Obverse: Raised legend around outer edge and within an outer beaded border and inner circle reads – KYNOCK LIMITED – THAMES DINING HALL . In small raised letters around bottom of inner circle is the maker’s signature SALE . BIRM 

Reverse: 1D mark of value in centre field within outer beaded border.

Date: 1897 to 1919

Maker: H.B. Sale Limited of Birmingham

Published References:  Adams, S. J – The Essex Collection – Post 1820 Tokens, Tallies & Medallions. Private Publication. 2014. No.
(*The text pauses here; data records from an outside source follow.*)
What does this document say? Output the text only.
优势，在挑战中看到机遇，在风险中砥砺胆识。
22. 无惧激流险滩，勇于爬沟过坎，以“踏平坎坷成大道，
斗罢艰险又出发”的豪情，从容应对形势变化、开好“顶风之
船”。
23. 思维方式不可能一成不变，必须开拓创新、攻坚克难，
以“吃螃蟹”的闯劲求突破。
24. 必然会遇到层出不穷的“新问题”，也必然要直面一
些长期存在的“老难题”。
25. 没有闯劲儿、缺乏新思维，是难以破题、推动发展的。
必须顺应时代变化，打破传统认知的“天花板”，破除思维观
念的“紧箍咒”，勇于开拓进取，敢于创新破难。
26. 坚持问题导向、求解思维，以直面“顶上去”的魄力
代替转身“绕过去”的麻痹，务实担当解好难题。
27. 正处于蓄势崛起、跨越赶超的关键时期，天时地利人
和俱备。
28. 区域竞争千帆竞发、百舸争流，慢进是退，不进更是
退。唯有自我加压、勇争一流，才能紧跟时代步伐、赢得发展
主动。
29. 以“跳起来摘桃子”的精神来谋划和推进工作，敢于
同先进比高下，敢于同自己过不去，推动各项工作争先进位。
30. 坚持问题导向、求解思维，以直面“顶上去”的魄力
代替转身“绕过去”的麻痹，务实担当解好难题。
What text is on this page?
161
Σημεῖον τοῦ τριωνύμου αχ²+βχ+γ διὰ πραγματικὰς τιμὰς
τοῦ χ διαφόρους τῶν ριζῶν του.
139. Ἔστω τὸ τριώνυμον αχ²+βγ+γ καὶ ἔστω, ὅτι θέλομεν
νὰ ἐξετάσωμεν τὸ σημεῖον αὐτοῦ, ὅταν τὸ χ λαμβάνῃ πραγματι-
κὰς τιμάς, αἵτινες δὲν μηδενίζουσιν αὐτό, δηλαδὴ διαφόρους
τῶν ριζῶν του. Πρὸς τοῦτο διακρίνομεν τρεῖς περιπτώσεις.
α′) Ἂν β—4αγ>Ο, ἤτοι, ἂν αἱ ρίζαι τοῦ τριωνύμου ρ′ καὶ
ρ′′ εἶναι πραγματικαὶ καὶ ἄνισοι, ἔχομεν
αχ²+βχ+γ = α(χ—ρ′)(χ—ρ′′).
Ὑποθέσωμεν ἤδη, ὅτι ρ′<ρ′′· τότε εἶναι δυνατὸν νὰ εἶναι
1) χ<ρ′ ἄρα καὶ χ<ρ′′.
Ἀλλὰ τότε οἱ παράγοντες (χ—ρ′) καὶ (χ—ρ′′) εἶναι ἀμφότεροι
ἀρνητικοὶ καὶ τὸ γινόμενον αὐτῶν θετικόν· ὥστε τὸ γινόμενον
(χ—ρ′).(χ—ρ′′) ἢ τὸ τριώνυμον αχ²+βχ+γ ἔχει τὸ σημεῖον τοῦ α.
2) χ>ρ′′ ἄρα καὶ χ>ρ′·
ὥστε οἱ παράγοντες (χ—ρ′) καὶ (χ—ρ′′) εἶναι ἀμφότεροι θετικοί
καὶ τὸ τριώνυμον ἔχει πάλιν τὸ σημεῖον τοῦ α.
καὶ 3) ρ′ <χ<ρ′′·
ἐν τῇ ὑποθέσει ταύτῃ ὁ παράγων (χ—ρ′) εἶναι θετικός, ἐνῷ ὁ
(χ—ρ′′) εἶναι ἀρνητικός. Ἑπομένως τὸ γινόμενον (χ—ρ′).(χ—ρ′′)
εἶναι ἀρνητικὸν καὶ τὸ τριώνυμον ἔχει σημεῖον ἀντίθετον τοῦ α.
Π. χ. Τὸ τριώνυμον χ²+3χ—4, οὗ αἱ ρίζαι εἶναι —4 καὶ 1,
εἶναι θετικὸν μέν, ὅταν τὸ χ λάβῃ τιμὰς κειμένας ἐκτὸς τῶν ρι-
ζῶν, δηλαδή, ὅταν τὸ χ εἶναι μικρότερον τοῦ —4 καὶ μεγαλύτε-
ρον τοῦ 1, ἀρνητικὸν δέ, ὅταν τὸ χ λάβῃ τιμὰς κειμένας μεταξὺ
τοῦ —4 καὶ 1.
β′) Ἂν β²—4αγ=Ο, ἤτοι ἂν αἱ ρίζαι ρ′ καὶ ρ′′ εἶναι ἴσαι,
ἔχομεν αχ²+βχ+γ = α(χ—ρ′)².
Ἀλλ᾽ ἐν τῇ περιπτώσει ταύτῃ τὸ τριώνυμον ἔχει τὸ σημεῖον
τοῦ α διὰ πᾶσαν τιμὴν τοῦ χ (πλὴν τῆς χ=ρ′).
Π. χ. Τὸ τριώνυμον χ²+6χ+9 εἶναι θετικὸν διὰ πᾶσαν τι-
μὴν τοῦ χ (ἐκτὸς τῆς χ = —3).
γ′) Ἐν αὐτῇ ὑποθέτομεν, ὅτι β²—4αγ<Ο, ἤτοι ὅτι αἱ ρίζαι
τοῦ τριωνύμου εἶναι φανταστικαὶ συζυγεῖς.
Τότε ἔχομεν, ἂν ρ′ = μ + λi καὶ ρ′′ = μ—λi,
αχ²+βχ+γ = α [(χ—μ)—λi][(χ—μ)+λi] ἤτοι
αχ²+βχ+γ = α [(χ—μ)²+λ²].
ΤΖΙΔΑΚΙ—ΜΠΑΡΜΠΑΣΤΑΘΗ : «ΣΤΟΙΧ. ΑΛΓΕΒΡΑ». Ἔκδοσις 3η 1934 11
A1666.

Type 9

Function: Canteen/Refreshment Token (Note 2)

Material: Brass

Design: Bi-facial with a plain edge

Shape & Size: Circular,  34.7 mm

Obverse: Raised legend around outer edge and within an outer beaded border and inner circle reads – KYNOCK LIMITED – THAMES DINING HALL . In small raised letters around bottom of inner circle is the maker’s signature SALE . BIRM 

Reverse: 1/2D mark of value in centre field within outer beaded border.

Date: 1897 to 1919

Maker: H.B. Sale Limited of Birmingham

Published References:  Adams, S. J – The Essex Collection – Post 1820 Tokens, Tallies & Medallions. Private Publication. 2014. No. A1665.


Notes:

  1. This time check appears to have been re-struck on an earlier tool check as indicated by the remains of the following raised legend around its upper edge on its reverse side; FITTERS SHOP and across the centre field TOOLS and at the base an ornamental design.
  2. The exact location of the Thames Dining Hall referred to in this token is unknown but it is possible that it may be identified with either the men’s or women’s site canteens which are highlighted in the site map below in blue and red respectively.

 Parts of the Thames Explosive Works and Kynochtown, c.1919 indicating the men’s and women’s site canteens in blue and red respectively.

The women’s site canteen at the Thames Explosives Works, c.1910s.